Messi has scored 47 league goals in 45 games since the start of the 2009/10 season - that is more than the entire Deportivo La Coruna team. The Argentine also broke his own record of scoring in six consecutive games.
Messi and Ronaldo meet on Monday night at Camp Nou and despite Pep Guardiola and Jose Mourinho saying little or nothing, everyone else is talking about the first el clasico of the season in Spain.
Guardiola does not want to get into a media spat with Mourinho. He led his side to two derby victories last season - the difference between winning the league and finishing second to their great rivals.
Both he and his players believe they can beat Real again because they are a superior and better established team.
I have spoken to several in private and they have that self-assured belief. In public? Nothing.
Guardiola has banned his players from doing interviews before the Real game, even those renowned for being careful with their words who had already agreed to meet journalists.
Appointments were cancelled as the usually media friendly club have battened down the hatches.
The Barca coach fears that any quotes given will be twisted by a sensationalist media.
He does not want to make statements which he feels will feed the mind-games and tactics of Mourinho, who thrives on public conflict and has taken on all-comers in his first season as a coach in Spain. And he is probably right.
So it is left for the media to hammer home any prejudices and slights according to their affinities. Mourinho's Real are the greatest thing on earth according to the Madrid press, while they are the devil incarnate in Catalan eyes.
Publicly, Barca may say that they are focussing on tomorrow's Champions League game against Panathinaikos in Athens, but they are thinking about the big one. Gerard Pique was not risked in Almeria because a yellow card would have meant him missing the Real game.

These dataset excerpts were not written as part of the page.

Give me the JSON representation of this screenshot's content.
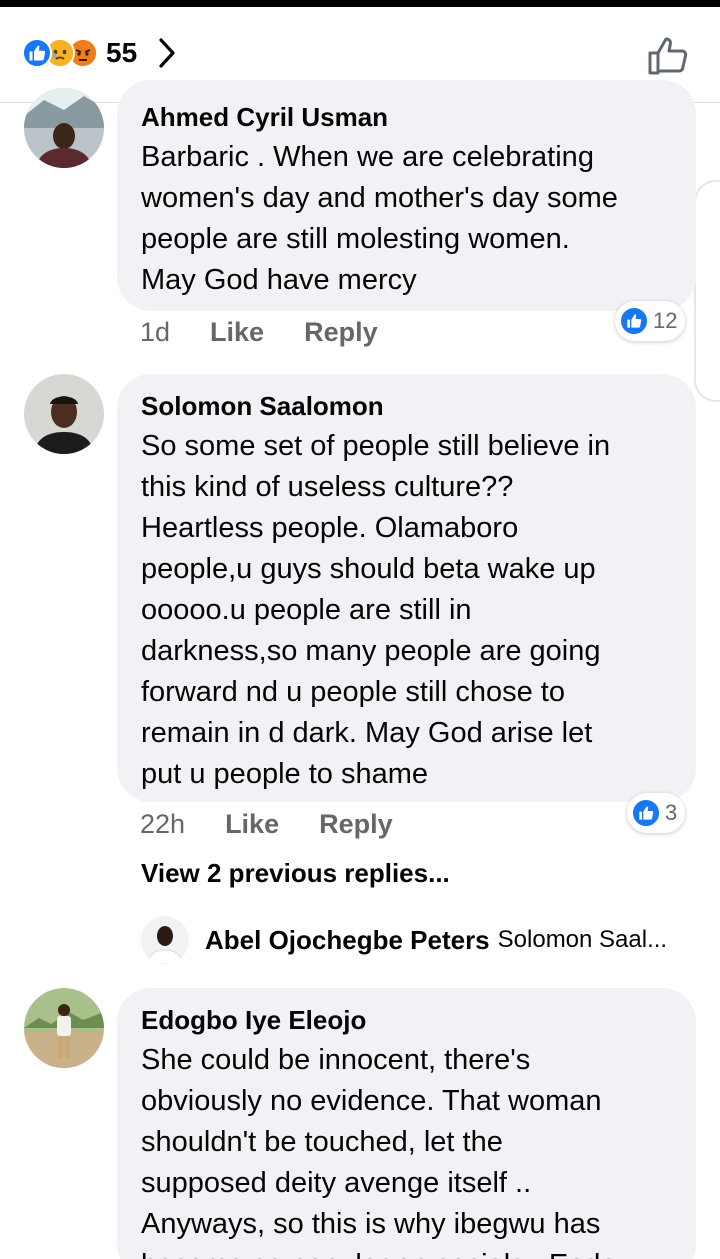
{
  "header": {
    "reactions": [
      "like-icon",
      "sad-icon",
      "angry-icon"
    ],
    "reaction_count": "55",
    "colors": {
      "like": "#1877f2",
      "sad": "#f7b125",
      "angry": "#e9710f"
    }
  },
  "comments": [
    {
      "author": "Ahmed Cyril Usman",
      "lines": [
        "Barbaric  . When we are celebrating",
        "women's day and mother's day some",
        "people are still molesting women.",
        "May God have mercy"
      ],
      "time": "1d",
      "like_label": "Like",
      "reply_label": "Reply",
      "reaction_count": "12"
    },
    {
      "author": "Solomon Saalomon",
      "lines": [
        "So some set of people still believe in",
        "this kind of useless culture??",
        "Heartless people. Olamaboro",
        "people,u guys should beta wake up",
        "ooooo.u people are still in",
        "darkness,so many people are going",
        "forward nd u people still chose to",
        "remain in d dark. May God arise let",
        "put u people to shame"
      ],
      "time": "22h",
      "like_label": "Like",
      "reply_label": "Reply",
      "reaction_count": "3",
      "view_replies": "View 2 previous replies...",
      "reply_preview": {
        "author": "Abel Ojochegbe Peters",
        "text": "Solomon Saal..."
      }
    },
    {
      "author": "Edogbo Iye Eleojo",
      "lines": [
        "She could be innocent, there's",
        "obviously no evidence. That woman",
        "shouldn't be touched, let the",
        "supposed deity avenge itself ..",
        "Anyways, so this is why ibegwu has",
        "become so popular on socials.. Eodo"
      ]
    }
  ]
}
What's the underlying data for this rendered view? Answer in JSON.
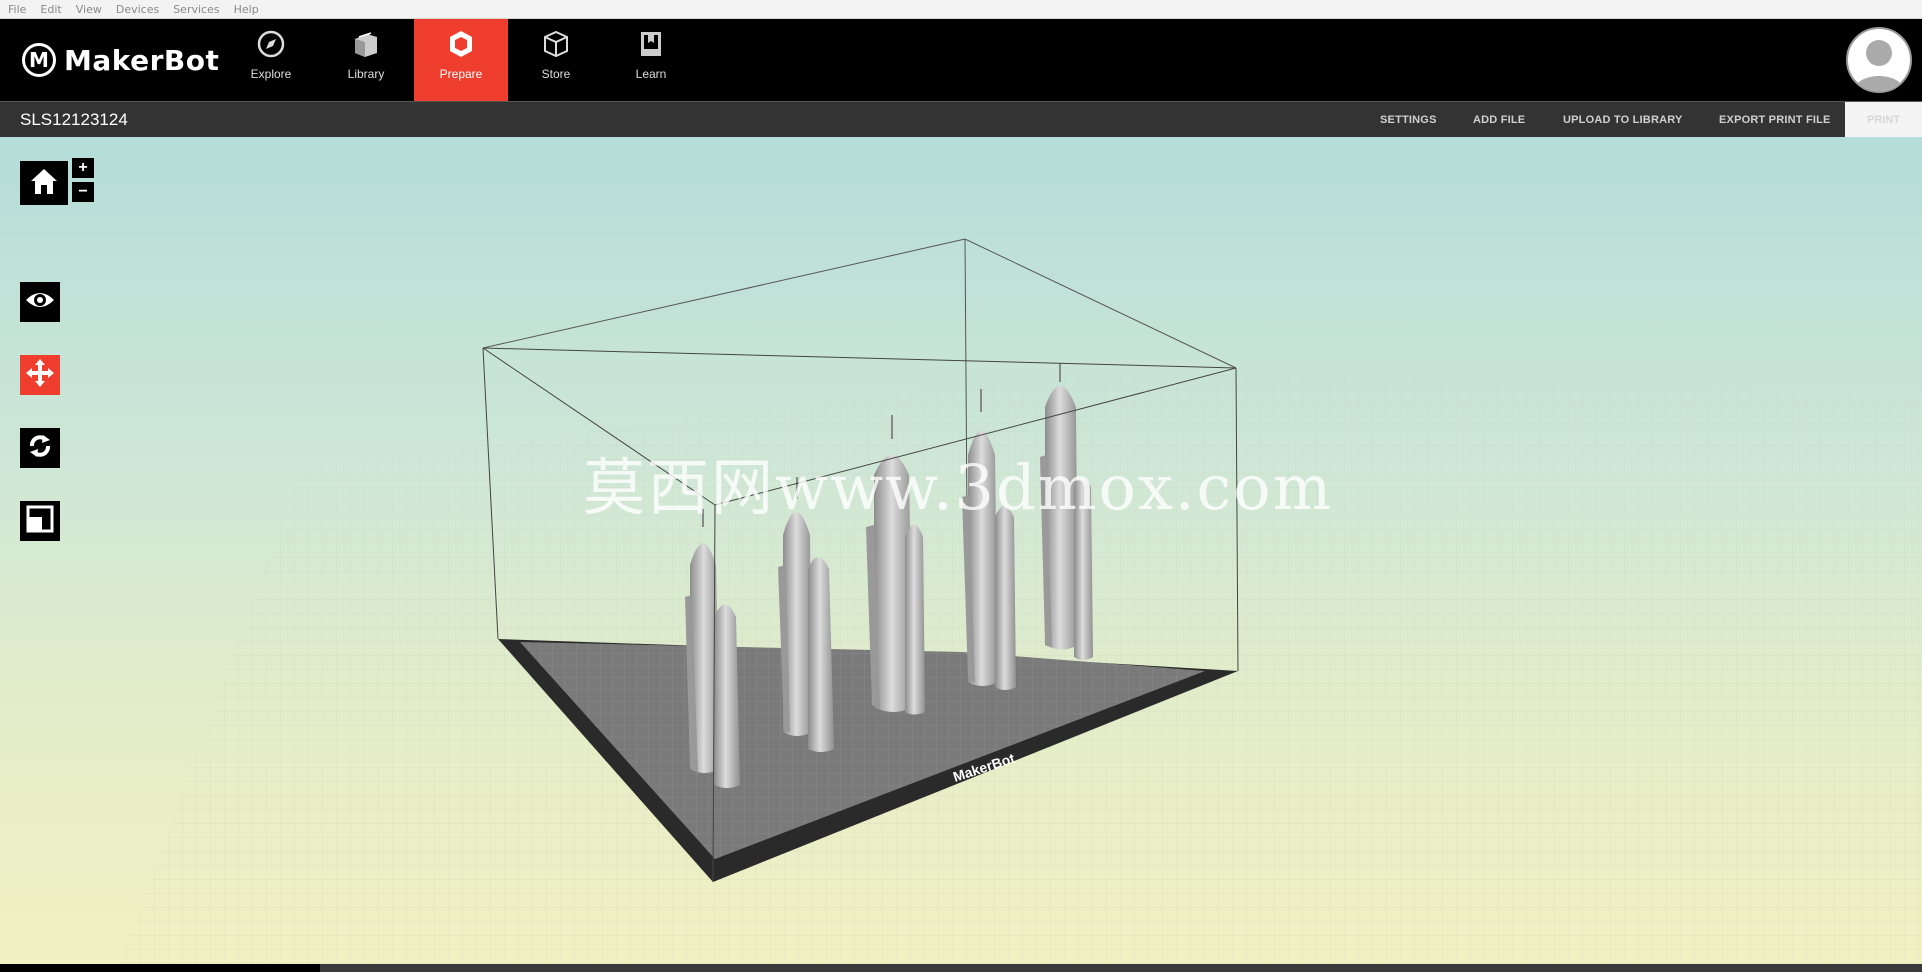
{
  "menubar": {
    "items": [
      "File",
      "Edit",
      "View",
      "Devices",
      "Services",
      "Help"
    ]
  },
  "header": {
    "logo_mark": "M",
    "logo_text": "MakerBot",
    "tabs": [
      {
        "label": "Explore",
        "icon": "compass-icon"
      },
      {
        "label": "Library",
        "icon": "library-icon"
      },
      {
        "label": "Prepare",
        "icon": "prepare-icon",
        "active": true
      },
      {
        "label": "Store",
        "icon": "box-icon"
      },
      {
        "label": "Learn",
        "icon": "book-icon"
      }
    ],
    "avatar_icon": "user-avatar-icon"
  },
  "subbar": {
    "title": "SLS12123124",
    "actions": [
      "SETTINGS",
      "ADD FILE",
      "UPLOAD TO LIBRARY",
      "EXPORT PRINT FILE"
    ],
    "print": "PRINT"
  },
  "tools": {
    "zoom_in": "+",
    "zoom_out": "−",
    "buttons": [
      "home-icon",
      "eye-icon",
      "move-icon",
      "rotate-icon",
      "scale-icon"
    ]
  },
  "viewport": {
    "plate_label": "MakerBot",
    "watermark": "莫西网www.3dmox.com"
  },
  "colors": {
    "accent": "#ef3d2e",
    "header": "#000000",
    "subbar": "#333333"
  }
}
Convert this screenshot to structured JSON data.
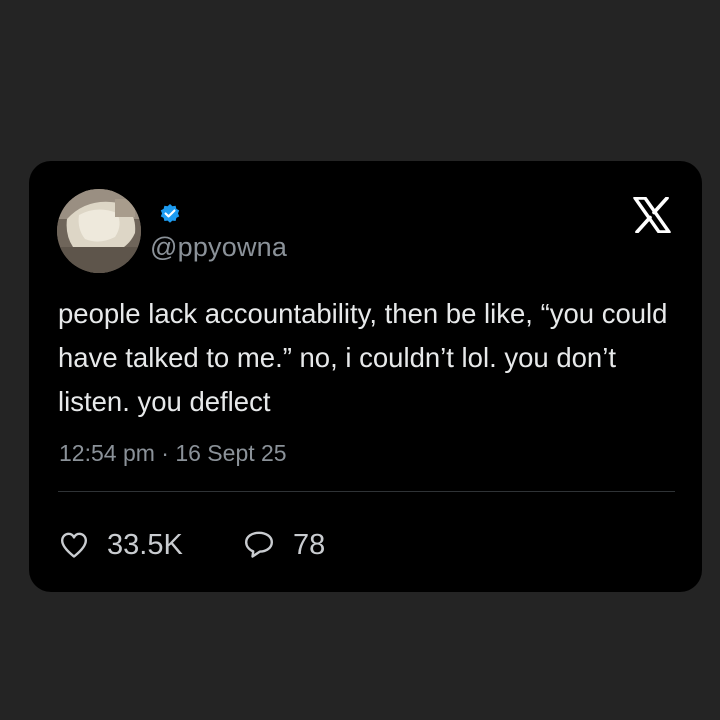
{
  "tweet": {
    "handle": "@ppyowna",
    "verified_icon": "verified-badge-icon",
    "brand_icon": "x-logo-icon",
    "text": "people lack accountability, then be like, “you could have talked to me.” no, i couldn’t lol. you don’t listen. you deflect",
    "timestamp": "12:54 pm · 16 Sept 25",
    "likes": "33.5K",
    "replies": "78"
  },
  "colors": {
    "background": "#242424",
    "card": "#000000",
    "verified_blue": "#1d9bf0",
    "text_primary": "#e7e9ea",
    "text_secondary": "#8b9299"
  }
}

Real, who only need a point from tonight's Champions League game against Ajax to finish top of their group, may rest key players. They need to avoid injuries to key players because they know the clasico is a game they cannot afford to lose.
The league leaders remain confident and Ricardo Carvalho, one of the few players who has spoken about the game, said: "I know we can beat Barcelona."
Ahead of his first clasico, Mourinho played down the game and told journalists about how much he was enjoying life in Madrid.
"I am completely happy at Real Madrid because we are building a good team, earning good results, playing well and coming up with something important: a great empathy with our fans," he said.
"The Bernabeu gets packed, the fans fervently support us and the players feel their passion. Those things are sometimes more important than results themselves."
And despite saying that, "this clasico will not be decisive because it's one of 38 games," he is kidding nobody.
The result is all that matters because if Real lose, the chances of the "Special One" wrestling the title away from Barcelona - the very job he was brought to do - will decrease dramatically.